There is no minimum threshold for filing the statewide transit tax return. Even if the amount of statewide transit tax withholding is minimal, you still need to file the return and remit the amount of tax withheld each quarter (unless you're an annual filer).
Agricultural employers can report and remit the statewide transit tax on either a quarterly or annual basis. If you're an annual filer, you must remit and report the statewide transit tax by the last day of the month following the end of the calendar year, or January 31.
Annual reconciliation reports are also due by January 31.
If the due date for your quarterly return and payment or annual report falls on a weekend or holiday, the due date shifts to the next business day.
Transit tax forms are available now. You won't use the current income tax withholding forms or payment coupons for this tax.
Filing options and payments
Employers can file returns and detail reports using electronic or paper options. Filing electronic returns and detail reports will require setting up a Revenue Online account. For more information on how to set up an account, please visit Revenue Online. You can pay by cash, check, money order, or EFT. Include the new payment coupon with your check or money order so we can ensure it's applied appropriately.
Cash payments are only accepted at our main office at 955 Center Street NE in Salem. You can walk in and make your payment anytime during normal business hours, or you can call (503) 945-8050 to schedule an appointment.
W-2s and iWire filing
Where does the new statewide transit tax get reported on the Form W-2?
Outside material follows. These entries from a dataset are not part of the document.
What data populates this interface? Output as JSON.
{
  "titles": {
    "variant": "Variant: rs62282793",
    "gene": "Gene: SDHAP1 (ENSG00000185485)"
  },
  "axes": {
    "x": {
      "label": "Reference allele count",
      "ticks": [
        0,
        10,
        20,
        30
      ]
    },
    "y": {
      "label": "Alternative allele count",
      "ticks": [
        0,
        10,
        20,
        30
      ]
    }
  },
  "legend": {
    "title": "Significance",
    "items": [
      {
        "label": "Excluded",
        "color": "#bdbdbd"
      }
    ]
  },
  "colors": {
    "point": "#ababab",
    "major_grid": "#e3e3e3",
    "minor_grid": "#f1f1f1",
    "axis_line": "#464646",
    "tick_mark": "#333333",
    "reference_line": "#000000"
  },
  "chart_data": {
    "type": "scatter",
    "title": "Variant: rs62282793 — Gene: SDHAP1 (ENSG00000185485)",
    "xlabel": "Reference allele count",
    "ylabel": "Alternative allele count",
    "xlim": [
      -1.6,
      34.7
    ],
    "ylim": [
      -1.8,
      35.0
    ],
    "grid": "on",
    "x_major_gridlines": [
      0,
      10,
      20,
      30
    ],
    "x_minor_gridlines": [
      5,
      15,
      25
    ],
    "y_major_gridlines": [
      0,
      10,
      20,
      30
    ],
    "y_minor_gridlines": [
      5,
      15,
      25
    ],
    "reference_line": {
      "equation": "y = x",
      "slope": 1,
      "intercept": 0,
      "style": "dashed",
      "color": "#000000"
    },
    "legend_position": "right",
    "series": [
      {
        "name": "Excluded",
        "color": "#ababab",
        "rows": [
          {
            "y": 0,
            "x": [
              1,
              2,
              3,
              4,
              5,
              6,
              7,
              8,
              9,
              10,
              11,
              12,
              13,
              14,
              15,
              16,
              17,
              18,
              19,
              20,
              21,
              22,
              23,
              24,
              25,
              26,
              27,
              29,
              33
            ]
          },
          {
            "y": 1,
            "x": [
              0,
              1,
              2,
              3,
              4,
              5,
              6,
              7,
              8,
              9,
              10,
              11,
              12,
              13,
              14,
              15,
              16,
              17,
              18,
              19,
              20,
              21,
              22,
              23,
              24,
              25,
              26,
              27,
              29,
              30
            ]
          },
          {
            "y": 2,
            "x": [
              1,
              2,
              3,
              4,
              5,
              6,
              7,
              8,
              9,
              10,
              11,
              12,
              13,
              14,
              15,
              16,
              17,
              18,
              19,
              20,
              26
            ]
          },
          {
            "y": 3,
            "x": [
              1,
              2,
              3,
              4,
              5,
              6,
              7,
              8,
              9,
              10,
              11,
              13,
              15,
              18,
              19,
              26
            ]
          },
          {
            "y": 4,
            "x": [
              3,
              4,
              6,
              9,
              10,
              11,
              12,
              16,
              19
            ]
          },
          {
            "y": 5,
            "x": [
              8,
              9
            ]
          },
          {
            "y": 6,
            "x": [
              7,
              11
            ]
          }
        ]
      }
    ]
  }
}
There isn't currently a requirement to report the statewide transit tax on the Form W-2. We're analyzing the impact of adopting an administrative rule that requires statewide transit tax wages and withholding to be reported in Box 14 of the W-2. This prospective rule change would be part of our fall 2018 rulemaking process. The draft rule would be posted on our website for review, and there would be the opportunity for public comment on the potential impacts of this requirement.
How will the new statewide transit tax be reported in iWire?
As with prior years, there are still three separate W-2 filing options (manual entry, spreadsheet import, and bulk file).
Manual entry—There are two new fields: "Statewide Transit Taxable Wages" and "Statewide Transit Tax Withheld." These fields are labeled as "Box 14" in addition to the regular "Other" Box 14 where other information can be entered.
Spreadsheet import—The updated spreadsheet template option has two new columns in the Form W-2 worksheet labeled "Box 14": "Statewide Transit Wage" and "Statewide Transit Withholding."
Bulk file—The updated bulk file specifications are available under "File Specifications" on the iWire information page.
Oregon residents working out of state
If you're an Oregon resident who performs services outside of Oregon, you can ask your employer to withhold the tax from your wages as a courtesy—similar to income tax withholding. However, we can't require out-of-state employers to do so, as they're outside Oregon's taxing jurisdiction. If your employer doesn't withhold the tax for you, you're responsible for filing and paying the tax.
If you don't file or pay on time, you may be subject to penalties and interest. Estimated payments are not required. The tax for individuals is due April 15, 2019. See the instructions for Form OR-STI. This form and instructions will be available in January 2019 and you'll also be able to file this return and pay the tax using Revenue Online.